Zielgruppenspezifische Zugänge sind in der politischen Bildung eine Grundvoraussetzung, damit die Teilnehmenden ein eigenständiges Lerninteresse entwickeln. Sie werden jedoch dann problematisch, wenn sie gesellschaftliche Zuschreibungen fortschreiben und Fremd- und Eigengruppen konstruieren anstatt diese kritisch zu hinterfragen.

Politische Bildung will Menschen erreichen, Wissen vermitteln und dazu befähigen, eigene (kritische) Werturteile treffen zu können. Damit politische Bildung ihre Wirkung entfalten kann und allen Menschen gleichermaßen zugänglich ist, muss sie sich auch an den jeweiligen Zielgruppen orientieren.

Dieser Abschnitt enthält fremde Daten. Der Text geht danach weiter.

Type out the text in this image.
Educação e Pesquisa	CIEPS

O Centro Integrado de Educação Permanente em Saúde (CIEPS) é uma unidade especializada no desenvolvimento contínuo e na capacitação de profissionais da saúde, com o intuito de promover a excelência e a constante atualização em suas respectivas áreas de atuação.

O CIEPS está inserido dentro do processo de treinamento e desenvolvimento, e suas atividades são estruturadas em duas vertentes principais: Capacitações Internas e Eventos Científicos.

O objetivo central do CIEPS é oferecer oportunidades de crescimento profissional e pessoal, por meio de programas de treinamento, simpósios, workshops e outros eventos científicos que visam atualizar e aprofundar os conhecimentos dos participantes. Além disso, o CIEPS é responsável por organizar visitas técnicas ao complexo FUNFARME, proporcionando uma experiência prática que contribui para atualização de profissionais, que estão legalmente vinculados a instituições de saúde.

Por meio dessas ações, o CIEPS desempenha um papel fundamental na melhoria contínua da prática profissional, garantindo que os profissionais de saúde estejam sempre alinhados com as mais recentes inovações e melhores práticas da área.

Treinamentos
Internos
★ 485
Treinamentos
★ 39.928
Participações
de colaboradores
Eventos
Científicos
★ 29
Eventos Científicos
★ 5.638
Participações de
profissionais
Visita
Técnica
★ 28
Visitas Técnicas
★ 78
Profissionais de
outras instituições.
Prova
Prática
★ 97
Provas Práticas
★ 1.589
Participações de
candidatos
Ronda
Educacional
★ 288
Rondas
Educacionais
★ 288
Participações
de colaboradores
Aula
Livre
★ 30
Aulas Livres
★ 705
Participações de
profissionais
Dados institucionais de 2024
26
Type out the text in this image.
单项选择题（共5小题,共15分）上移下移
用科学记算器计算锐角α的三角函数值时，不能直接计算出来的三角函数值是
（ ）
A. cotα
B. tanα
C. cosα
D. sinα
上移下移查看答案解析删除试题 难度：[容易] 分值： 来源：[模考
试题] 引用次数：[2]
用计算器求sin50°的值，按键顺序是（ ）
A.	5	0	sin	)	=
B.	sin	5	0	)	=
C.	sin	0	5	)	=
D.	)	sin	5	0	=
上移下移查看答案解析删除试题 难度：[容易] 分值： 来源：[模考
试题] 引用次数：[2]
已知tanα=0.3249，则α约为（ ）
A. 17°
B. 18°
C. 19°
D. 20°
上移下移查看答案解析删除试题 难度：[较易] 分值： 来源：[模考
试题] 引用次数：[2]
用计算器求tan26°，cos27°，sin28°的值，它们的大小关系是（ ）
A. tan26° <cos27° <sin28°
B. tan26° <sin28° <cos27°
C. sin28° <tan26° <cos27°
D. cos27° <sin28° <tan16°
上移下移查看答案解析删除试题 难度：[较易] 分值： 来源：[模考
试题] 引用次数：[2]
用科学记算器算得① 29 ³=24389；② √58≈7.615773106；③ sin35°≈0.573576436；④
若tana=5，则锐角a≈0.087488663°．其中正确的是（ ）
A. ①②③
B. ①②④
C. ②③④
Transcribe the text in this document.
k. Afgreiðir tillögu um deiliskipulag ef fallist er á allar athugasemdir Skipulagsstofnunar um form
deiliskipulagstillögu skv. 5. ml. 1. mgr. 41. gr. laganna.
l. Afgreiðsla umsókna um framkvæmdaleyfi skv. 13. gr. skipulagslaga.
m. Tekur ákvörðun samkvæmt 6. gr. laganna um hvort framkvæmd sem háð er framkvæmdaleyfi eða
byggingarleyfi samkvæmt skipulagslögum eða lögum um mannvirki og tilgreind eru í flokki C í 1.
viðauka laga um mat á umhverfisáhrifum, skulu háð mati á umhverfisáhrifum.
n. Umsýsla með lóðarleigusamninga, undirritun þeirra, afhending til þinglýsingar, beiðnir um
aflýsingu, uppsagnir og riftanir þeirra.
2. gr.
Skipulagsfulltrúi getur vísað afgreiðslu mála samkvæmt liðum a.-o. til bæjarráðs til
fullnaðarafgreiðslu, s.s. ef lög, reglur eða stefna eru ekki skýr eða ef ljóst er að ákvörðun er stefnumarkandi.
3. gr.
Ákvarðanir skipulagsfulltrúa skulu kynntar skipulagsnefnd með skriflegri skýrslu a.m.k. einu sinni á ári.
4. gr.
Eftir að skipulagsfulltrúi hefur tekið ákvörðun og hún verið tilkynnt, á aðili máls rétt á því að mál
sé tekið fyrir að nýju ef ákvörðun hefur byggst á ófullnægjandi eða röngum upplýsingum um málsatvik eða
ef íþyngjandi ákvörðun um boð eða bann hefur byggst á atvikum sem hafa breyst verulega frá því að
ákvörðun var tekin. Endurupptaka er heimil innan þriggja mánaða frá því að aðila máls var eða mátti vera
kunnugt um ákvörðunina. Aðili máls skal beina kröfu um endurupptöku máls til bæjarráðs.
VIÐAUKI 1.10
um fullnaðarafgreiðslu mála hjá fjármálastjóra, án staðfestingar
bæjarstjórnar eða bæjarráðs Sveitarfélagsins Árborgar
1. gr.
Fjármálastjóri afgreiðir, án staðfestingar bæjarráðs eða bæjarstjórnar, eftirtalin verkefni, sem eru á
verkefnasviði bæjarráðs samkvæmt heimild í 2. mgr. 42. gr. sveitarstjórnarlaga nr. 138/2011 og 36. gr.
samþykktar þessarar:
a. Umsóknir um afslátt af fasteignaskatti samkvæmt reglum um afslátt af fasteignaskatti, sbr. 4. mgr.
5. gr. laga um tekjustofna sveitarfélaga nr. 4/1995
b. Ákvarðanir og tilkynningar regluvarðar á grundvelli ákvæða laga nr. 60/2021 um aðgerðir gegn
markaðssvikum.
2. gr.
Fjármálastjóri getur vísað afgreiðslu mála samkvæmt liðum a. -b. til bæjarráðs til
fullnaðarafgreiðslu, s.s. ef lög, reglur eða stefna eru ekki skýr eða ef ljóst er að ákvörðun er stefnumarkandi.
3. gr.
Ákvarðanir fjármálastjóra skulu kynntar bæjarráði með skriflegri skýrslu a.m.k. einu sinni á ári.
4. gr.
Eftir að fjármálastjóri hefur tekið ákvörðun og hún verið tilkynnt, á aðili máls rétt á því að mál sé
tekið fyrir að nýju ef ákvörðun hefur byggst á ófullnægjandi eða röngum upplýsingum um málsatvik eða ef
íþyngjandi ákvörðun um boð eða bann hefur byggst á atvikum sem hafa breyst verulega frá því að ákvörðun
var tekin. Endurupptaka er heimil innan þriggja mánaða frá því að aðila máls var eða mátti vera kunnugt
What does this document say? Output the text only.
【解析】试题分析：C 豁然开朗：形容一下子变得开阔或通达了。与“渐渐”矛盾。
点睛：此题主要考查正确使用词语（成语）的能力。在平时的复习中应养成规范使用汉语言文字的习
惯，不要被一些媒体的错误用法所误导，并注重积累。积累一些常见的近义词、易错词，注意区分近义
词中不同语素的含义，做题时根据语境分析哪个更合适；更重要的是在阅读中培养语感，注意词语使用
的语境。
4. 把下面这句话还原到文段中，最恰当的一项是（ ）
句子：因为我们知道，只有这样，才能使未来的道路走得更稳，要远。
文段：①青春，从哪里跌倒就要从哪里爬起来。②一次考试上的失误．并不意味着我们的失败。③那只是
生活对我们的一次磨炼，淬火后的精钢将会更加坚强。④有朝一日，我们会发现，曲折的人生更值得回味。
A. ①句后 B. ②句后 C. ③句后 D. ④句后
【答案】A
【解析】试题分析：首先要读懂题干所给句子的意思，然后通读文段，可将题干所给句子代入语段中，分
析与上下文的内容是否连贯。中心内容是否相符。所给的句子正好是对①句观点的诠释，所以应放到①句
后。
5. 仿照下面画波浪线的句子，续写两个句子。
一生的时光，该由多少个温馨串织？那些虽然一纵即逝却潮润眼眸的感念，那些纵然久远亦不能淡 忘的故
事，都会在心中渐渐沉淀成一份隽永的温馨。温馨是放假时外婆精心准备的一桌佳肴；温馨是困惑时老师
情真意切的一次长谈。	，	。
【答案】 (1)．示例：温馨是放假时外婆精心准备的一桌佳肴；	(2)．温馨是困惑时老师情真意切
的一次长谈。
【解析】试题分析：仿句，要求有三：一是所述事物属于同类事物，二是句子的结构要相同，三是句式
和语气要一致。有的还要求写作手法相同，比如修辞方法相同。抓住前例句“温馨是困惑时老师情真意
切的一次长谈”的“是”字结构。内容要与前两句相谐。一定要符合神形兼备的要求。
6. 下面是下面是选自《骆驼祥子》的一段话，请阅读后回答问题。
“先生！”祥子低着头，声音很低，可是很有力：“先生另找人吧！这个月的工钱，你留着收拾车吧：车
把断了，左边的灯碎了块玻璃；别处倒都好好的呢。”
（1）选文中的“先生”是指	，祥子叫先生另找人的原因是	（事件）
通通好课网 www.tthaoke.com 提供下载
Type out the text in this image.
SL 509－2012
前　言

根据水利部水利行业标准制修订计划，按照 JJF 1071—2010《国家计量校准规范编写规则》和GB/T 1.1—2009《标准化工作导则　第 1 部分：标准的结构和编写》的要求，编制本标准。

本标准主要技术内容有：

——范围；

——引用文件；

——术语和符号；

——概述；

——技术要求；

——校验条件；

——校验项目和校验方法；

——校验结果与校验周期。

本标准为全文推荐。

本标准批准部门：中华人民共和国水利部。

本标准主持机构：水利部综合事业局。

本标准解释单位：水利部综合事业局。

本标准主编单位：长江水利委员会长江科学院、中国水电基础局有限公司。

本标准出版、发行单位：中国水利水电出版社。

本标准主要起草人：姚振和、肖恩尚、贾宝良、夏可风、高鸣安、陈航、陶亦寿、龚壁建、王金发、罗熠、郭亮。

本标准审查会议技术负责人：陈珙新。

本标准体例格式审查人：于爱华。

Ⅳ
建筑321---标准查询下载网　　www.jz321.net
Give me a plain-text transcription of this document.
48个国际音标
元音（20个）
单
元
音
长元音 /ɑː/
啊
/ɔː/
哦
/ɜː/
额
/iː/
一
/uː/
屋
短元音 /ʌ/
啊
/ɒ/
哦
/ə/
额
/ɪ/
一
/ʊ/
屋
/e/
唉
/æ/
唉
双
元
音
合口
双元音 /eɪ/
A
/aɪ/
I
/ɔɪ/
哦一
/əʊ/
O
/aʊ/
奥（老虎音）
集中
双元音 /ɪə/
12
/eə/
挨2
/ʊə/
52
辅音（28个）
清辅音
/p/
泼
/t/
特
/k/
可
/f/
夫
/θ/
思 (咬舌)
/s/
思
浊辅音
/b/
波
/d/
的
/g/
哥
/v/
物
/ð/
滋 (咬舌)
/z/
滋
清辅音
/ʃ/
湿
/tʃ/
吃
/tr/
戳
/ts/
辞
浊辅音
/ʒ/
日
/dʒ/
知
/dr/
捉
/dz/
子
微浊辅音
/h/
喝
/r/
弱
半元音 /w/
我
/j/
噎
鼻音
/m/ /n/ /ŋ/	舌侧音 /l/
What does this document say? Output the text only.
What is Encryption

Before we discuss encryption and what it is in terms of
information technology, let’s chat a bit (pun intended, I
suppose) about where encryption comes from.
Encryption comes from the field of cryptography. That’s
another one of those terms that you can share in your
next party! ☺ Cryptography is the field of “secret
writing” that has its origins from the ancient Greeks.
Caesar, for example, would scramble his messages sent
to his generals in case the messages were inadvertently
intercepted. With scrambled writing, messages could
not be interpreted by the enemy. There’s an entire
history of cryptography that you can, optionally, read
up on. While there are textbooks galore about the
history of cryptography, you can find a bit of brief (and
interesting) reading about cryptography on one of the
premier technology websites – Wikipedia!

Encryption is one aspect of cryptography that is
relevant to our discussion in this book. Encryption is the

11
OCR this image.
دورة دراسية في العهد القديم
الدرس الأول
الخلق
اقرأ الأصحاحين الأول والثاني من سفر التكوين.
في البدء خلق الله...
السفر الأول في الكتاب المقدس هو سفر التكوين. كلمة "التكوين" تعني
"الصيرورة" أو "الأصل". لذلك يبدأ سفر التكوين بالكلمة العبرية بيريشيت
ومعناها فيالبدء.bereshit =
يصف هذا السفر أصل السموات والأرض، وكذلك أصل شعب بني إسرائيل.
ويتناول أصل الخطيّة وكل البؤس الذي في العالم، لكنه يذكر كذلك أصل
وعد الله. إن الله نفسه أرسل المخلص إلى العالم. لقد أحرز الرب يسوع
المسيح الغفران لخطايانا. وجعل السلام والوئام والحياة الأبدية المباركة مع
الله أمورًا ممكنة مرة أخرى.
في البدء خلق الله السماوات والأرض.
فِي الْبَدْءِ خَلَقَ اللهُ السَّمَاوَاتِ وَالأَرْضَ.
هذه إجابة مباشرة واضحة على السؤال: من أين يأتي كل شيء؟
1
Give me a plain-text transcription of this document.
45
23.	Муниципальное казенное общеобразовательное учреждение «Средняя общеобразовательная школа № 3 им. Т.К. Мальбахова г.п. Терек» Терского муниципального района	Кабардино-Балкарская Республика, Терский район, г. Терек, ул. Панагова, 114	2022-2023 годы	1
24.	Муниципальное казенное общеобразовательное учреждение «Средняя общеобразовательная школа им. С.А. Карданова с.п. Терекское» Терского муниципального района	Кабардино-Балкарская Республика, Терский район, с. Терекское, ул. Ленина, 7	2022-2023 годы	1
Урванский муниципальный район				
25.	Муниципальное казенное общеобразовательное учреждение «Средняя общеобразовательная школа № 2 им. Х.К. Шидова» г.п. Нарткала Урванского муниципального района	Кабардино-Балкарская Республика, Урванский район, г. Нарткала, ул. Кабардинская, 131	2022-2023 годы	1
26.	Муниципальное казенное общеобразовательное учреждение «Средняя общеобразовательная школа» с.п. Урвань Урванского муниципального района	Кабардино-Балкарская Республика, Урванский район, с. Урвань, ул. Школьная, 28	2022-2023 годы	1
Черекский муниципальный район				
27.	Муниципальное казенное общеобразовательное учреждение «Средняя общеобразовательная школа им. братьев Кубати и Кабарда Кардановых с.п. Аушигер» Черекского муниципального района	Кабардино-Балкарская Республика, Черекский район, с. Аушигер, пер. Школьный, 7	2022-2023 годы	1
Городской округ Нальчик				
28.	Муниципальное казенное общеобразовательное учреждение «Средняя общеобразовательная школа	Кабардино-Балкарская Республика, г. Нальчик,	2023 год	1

Sie muss dem Alter der Teilnehmenden genauso angepasst sein, wie ihrem Lernniveau und ihren Sprachkompetenzen. Gute politische Bildung sollte den Lernort reflektieren, Heterogenität und Diversität in den Lerngruppen berücksichtigen und darüber hinaus lebensweltlich orientiert sein. Sie soll nah am Menschen agieren, anerkennend und wertschätzend mit den Teilnehmenden umgehen und vorhandenes Wissen miteinbeziehen. Zielgruppenspezifische, sprich der Lerngruppe angepasste Bildungsangebote scheinen aus dieser Perspektive daher nicht nur sinnvoll, sondern eine absolute Notwendigkeit, um einen erfolgreichen Bildungsprozess zu ermöglichen.

Für politische Bildung zum Thema Antisemitismus in einer heterogenen Gesellschaft stellen sich über die zielgruppenadäquate Aufbereitung des Lernmaterials nach den bereits genannten Kriterien noch weitere Fragen. Diese betreffen nicht nur die thematische Auswahl, etwa welche Facette des Antisemitismus thematisiert werden soll, sondern vor allem die Herstellung einer geeigneten Lernmotivation: Warum soll ich mich eigentlich mit dem Thema Antisemitismus beschäftigen und welche Rückschlüsse ziehe ich aus der Beschäftigung?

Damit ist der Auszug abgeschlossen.